I run quite a few programs designed to catch all manner of trouble. Networks that get caught delivering troublesome problems (Virus, worms etc) gets ARIN’d (There are 5 Global Internet Address directories) and blocked at the firewall at the network address and subnet mask range.
I view my logs daily and execute scans, maintainence etc often.
Ebay, paypal, banks etc… They go straight to the trash bin unread. If they want to personally close my account they have to target me directly by other means besides email. If my bank wants to deal with me they usually do in person as I visit it several times a month.
There are emails with a subject line containing your last name and invites you to learn more about your family history. I had one of these last year and I fell for it. Luckily I was running a second computer as a test and it had nothing but Linux on that disk. If it was my regular machine I would probably have been “stripped” like a sports car in a bad neighborhood in a new york minute.

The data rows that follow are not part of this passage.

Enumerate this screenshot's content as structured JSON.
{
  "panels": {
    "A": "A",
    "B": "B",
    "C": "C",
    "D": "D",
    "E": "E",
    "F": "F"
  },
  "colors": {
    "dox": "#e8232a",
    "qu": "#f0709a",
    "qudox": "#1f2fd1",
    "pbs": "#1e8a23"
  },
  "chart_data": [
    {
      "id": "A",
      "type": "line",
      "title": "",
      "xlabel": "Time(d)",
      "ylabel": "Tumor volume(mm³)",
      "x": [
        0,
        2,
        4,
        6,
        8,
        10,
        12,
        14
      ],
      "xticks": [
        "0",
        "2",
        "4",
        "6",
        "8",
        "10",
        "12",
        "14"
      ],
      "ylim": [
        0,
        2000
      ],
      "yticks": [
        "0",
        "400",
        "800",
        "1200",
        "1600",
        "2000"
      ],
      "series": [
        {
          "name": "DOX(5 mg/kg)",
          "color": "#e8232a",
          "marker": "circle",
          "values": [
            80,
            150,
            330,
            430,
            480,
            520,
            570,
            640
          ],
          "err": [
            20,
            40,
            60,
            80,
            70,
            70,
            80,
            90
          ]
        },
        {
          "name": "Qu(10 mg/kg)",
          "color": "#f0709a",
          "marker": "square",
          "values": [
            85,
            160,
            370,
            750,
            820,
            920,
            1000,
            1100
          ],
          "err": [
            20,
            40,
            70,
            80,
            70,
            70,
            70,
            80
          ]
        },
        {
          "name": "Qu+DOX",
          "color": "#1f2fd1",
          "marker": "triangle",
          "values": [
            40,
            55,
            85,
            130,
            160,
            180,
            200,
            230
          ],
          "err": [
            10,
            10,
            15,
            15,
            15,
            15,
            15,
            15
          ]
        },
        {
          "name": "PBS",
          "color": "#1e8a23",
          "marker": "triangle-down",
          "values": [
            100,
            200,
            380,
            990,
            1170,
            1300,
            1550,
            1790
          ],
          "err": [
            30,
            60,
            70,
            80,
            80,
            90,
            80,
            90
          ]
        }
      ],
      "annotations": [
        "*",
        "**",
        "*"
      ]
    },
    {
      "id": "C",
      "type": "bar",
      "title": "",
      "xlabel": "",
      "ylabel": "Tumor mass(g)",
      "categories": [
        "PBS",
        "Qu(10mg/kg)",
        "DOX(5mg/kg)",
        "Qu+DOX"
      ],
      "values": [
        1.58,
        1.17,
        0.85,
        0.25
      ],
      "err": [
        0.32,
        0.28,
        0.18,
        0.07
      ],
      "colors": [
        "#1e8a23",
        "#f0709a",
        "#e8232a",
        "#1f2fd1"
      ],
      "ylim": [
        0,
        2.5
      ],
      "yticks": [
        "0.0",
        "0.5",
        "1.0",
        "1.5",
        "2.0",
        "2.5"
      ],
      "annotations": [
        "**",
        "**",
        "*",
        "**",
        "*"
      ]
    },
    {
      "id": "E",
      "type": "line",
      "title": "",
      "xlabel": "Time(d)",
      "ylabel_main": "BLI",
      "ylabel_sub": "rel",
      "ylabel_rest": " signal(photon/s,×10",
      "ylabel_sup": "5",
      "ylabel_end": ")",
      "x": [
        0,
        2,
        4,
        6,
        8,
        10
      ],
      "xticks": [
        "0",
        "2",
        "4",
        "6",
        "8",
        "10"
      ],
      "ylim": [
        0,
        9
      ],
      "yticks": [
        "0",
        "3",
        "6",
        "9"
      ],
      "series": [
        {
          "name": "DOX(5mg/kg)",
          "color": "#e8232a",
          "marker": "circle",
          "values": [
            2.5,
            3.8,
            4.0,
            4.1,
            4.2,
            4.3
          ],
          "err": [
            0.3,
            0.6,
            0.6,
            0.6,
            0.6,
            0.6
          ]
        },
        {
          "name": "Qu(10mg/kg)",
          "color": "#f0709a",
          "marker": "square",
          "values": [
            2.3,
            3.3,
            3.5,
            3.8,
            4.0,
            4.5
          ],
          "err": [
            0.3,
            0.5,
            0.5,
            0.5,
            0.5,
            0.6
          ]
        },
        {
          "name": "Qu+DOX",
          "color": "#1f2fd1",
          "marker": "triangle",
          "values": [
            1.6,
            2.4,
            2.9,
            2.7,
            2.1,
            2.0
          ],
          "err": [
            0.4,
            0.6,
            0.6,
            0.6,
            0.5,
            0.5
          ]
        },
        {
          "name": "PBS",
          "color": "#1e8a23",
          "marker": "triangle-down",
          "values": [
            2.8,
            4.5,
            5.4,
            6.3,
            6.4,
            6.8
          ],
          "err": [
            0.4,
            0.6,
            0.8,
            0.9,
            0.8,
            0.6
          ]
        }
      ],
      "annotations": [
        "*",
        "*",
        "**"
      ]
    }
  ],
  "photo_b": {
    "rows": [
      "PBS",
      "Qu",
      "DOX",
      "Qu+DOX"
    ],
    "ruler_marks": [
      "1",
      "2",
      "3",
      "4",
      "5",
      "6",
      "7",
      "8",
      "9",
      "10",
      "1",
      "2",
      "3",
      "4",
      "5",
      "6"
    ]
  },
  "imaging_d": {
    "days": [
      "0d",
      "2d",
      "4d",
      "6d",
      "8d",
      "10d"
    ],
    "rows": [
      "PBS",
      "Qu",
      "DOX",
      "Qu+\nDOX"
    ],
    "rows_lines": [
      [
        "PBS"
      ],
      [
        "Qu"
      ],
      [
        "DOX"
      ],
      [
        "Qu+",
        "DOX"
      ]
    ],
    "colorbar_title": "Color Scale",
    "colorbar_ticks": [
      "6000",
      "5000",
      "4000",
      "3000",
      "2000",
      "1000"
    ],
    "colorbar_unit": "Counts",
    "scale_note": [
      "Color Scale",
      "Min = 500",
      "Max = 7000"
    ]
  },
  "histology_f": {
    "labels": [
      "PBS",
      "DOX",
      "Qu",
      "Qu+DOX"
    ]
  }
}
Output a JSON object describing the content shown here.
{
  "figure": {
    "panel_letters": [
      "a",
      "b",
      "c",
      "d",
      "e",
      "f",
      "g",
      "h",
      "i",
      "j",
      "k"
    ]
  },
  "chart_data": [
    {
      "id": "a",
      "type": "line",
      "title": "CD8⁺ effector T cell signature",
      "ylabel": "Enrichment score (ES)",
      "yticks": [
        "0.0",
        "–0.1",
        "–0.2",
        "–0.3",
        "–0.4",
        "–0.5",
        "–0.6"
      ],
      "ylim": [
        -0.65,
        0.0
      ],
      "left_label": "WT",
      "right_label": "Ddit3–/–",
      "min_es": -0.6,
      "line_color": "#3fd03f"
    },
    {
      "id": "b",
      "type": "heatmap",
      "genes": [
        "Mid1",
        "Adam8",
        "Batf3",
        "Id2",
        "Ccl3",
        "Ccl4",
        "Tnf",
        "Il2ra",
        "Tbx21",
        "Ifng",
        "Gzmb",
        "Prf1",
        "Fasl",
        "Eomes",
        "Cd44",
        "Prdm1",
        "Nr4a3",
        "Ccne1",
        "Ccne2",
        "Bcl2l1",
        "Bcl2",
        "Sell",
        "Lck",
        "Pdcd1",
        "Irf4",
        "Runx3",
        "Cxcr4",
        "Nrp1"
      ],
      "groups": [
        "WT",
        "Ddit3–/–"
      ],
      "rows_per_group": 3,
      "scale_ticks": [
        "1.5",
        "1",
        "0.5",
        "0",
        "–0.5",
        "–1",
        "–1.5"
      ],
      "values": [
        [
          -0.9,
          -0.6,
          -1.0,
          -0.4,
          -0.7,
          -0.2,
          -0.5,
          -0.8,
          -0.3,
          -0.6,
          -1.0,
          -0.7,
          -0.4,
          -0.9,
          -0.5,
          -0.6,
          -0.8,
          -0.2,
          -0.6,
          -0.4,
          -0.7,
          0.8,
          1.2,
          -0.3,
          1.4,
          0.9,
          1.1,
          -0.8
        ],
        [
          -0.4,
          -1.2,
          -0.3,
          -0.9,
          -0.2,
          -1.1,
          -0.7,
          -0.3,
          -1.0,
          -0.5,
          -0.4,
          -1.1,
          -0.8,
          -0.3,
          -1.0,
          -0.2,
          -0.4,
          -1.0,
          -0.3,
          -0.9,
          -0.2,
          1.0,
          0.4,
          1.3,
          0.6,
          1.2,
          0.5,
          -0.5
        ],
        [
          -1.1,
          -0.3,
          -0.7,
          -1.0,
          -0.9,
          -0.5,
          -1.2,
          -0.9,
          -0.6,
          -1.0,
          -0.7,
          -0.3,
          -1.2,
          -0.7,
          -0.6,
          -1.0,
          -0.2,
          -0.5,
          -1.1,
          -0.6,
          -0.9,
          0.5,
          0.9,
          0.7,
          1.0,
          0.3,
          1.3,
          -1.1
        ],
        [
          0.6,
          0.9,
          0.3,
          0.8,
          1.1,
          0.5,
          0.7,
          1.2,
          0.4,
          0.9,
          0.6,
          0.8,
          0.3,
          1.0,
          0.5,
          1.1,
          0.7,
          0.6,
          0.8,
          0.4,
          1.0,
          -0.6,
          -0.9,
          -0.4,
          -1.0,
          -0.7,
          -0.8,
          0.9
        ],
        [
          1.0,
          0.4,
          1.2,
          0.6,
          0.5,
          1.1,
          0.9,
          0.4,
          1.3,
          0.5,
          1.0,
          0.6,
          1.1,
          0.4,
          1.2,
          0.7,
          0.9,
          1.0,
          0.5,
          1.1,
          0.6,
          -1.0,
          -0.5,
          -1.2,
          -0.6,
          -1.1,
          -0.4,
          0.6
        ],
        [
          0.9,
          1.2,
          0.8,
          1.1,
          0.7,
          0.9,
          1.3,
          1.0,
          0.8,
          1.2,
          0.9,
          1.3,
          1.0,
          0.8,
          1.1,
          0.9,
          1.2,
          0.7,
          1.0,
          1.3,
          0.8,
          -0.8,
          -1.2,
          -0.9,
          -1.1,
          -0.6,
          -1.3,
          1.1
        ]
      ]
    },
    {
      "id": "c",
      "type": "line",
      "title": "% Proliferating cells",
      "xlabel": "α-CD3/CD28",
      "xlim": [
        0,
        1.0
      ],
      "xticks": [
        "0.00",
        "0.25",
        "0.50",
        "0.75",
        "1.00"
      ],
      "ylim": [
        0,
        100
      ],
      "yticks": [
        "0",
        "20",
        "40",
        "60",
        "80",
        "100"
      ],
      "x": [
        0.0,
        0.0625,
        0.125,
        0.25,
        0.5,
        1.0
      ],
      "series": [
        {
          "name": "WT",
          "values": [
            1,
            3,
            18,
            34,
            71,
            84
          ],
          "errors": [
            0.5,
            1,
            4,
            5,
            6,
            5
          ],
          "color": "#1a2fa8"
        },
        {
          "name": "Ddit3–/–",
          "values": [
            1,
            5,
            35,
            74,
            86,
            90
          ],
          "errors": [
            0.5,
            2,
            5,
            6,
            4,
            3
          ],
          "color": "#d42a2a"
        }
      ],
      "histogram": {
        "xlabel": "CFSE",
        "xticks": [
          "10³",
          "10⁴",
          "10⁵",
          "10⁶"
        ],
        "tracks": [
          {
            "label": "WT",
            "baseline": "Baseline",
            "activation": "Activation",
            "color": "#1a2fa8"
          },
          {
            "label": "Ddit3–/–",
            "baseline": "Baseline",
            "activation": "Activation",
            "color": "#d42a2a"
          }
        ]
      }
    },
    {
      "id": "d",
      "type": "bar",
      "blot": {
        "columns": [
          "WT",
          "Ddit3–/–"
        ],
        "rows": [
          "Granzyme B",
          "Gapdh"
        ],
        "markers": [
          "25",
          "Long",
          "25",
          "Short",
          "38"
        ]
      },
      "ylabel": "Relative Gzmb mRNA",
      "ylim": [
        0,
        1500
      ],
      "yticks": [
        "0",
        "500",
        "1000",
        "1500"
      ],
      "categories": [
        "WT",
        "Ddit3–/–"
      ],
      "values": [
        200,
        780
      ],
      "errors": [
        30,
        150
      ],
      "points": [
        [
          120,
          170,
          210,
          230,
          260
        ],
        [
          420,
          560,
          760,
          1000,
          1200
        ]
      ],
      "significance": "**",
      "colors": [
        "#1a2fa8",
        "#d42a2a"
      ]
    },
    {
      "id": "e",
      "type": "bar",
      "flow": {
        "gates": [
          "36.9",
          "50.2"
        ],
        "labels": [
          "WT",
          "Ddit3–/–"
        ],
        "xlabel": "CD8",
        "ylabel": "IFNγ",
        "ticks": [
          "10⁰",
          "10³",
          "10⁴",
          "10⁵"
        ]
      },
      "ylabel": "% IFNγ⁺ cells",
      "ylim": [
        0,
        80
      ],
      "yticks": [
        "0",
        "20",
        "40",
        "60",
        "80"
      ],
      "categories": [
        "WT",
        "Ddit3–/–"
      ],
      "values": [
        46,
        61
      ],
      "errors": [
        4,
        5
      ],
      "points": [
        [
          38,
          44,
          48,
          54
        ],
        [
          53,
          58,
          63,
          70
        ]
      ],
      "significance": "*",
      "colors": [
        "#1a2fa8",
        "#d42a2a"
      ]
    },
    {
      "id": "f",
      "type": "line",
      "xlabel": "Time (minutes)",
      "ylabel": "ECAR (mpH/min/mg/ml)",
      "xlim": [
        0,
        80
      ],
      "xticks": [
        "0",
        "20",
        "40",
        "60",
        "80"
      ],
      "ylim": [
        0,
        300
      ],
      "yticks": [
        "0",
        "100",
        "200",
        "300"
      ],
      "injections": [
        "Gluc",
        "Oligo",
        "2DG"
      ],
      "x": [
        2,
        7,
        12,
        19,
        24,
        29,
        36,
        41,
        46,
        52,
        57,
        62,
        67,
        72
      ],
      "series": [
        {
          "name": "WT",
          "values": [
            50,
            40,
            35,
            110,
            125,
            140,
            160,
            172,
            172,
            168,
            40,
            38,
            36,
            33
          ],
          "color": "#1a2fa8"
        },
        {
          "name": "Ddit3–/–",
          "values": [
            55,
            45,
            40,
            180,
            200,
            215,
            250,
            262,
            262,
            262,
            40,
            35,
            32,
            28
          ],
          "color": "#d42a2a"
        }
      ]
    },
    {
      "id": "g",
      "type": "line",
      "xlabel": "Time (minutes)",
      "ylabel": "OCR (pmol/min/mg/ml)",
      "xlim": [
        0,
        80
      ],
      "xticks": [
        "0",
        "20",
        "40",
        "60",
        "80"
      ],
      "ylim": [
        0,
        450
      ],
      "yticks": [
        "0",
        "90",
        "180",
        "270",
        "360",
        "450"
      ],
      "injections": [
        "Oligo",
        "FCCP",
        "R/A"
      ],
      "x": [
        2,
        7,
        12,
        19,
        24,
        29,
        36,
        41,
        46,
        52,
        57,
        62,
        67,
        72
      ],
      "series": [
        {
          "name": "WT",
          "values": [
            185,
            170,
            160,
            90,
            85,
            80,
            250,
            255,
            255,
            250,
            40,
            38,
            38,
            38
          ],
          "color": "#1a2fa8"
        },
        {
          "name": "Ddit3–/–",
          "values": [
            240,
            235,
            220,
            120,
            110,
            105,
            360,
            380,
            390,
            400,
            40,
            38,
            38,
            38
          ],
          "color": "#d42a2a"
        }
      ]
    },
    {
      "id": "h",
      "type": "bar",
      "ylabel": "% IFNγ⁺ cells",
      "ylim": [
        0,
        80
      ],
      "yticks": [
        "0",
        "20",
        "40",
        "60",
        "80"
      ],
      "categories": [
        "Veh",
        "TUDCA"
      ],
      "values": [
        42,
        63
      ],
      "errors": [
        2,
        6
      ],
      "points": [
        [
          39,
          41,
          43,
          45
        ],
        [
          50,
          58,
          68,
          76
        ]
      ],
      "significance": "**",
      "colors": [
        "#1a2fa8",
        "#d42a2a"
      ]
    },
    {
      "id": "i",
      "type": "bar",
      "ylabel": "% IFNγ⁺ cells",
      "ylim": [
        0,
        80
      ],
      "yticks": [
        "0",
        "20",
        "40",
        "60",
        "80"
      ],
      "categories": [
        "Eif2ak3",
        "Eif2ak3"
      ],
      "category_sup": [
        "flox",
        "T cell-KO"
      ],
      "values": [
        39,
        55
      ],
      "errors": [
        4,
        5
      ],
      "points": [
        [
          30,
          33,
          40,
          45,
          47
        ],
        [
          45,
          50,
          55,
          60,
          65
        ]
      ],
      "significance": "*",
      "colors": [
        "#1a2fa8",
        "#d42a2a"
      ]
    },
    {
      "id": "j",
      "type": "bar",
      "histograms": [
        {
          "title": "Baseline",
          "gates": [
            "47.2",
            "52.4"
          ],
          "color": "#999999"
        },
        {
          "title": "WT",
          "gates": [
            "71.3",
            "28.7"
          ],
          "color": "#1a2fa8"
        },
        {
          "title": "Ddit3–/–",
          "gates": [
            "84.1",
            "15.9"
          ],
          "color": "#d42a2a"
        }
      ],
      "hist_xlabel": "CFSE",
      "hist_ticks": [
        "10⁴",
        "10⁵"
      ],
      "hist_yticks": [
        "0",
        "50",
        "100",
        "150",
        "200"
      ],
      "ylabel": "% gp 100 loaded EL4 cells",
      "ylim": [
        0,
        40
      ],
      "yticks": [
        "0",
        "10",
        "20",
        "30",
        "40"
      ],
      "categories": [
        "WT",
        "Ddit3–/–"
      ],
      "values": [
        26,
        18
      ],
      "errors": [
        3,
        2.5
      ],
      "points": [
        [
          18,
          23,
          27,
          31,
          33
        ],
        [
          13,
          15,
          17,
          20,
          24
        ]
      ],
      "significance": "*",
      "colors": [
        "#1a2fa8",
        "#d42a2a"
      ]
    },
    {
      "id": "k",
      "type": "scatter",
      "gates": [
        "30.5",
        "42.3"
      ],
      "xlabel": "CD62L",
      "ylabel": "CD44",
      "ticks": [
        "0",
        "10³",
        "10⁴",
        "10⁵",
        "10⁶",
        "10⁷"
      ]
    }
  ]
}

The internet is full of good things, unfortunately the bad and the ugly as well.
A friend of mine has a really nice setup with his email. If you email him, his systems responds back requesting an email with a specific word as the first letter of the email.
When you re-send an email with that word in there, his email system will recieve it. You are then added to his “approved senders” list, and your emails sent from your email address will always get through in the future.
So you basically have to get “setup” to be able to send him emails. Works like a charm - keep all junk from getting to him, because computers aren’t smart enough to follow his instructions to send him junk.
Nice, huh?
He’s also in the computer business, so he’s totally on top of this stuff.